Very Powerful Magnets

very powerful magnets

Very Powerful Magnets

Magnets of immense power are used extensively across a range of industries and applications - including electrical motor manufacture, medical science research, renewable energy development and model making hobby. Additionally, powerful magnets have also proved invaluable as tools in hobbies like model making.

Florida State University scientists have created the world's strongest magnet using a hybrid combination of neodymium and boron. Their 22-foot tall magnet can create magnetic fields up to 45 Tesla.


Neodymium is one of the rare earth elements and when combined with iron and boron it produces some of the strongest magnets available on the market. These magnets find uses in various applications including large motors requiring high magnetic strength; MRI machines; wind turbine generators; aerospace components and hard disc drives as well as mobile phones containing hard disc drives or mobile phone processors, hard disc drives or mobile phones as hard disk drives or mobile phone processors, or small neodymium magnets found in earbuds pens or pencils as well as helping detect counterfeit money.

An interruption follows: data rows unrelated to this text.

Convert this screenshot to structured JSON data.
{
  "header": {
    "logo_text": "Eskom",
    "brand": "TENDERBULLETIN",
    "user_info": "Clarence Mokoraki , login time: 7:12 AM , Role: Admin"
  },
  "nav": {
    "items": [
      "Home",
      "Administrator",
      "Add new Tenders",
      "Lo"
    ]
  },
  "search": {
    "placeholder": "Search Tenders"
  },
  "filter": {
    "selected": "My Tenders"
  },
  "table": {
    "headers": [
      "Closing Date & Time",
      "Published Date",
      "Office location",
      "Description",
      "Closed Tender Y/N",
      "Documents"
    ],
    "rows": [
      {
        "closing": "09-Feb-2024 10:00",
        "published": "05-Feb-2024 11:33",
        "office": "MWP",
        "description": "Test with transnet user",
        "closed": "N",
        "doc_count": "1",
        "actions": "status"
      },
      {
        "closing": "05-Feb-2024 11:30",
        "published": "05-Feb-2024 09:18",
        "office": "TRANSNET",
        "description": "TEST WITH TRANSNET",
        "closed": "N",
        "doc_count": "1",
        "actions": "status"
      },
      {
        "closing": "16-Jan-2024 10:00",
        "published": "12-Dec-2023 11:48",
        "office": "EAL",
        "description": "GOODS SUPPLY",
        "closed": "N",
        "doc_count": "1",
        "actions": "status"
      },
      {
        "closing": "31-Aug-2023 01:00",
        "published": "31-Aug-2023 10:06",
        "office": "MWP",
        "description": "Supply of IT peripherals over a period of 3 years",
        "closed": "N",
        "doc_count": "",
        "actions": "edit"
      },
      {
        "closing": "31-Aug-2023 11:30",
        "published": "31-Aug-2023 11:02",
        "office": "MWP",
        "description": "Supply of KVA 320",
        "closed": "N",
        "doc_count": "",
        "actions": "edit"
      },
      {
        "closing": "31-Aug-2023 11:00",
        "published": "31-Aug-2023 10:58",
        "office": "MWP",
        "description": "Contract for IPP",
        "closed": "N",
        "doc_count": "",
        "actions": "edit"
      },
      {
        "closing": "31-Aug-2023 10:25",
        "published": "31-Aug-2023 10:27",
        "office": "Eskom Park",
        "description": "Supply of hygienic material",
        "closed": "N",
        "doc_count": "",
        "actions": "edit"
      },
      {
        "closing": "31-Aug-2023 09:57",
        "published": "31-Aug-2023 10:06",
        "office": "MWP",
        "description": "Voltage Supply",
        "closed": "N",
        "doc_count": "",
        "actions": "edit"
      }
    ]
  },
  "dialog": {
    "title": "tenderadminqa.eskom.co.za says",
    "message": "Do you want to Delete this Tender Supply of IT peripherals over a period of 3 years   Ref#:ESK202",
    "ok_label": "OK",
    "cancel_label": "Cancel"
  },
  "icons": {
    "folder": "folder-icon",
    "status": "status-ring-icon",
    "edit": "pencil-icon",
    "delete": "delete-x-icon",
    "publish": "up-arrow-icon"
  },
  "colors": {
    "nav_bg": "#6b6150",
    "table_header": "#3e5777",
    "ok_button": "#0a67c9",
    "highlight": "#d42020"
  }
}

Neodymium can be extracted from monazite ore by employing repeated electrostatic separation followed by hot concentrated sulphuric acid treatment to dissolve lanthanides sulfates and isolate cerium as its insoluble ion. Machine tools can also be used, though with liberal amounts of coolant to avoid heat fracture and prevent fires caused by oxidized grinding dust.


A cylinder is a three-dimensional solid geometric figure formed of two congruent circular bases connected by an arcuate surface, called its height or diameter. Cylinders can often be found in drinking cans and batteries as well as polyhedra and mathematics.

The cylinder of revolution is a special type of cylinder created by rotating an aligned line segment parallel to an inert line. The area and volume calculations for such an object are identical to those for right circular cylinders.

Cylindrical power, also known as divergence/convergence errors, occurs when one side of your eye sees blurry objects while still having clarity in another direction (divergence/convergence). It typically remains stable throughout a person's lifetime compared to permanent problems like spherical error that cannot be treated using eye drops or surgery.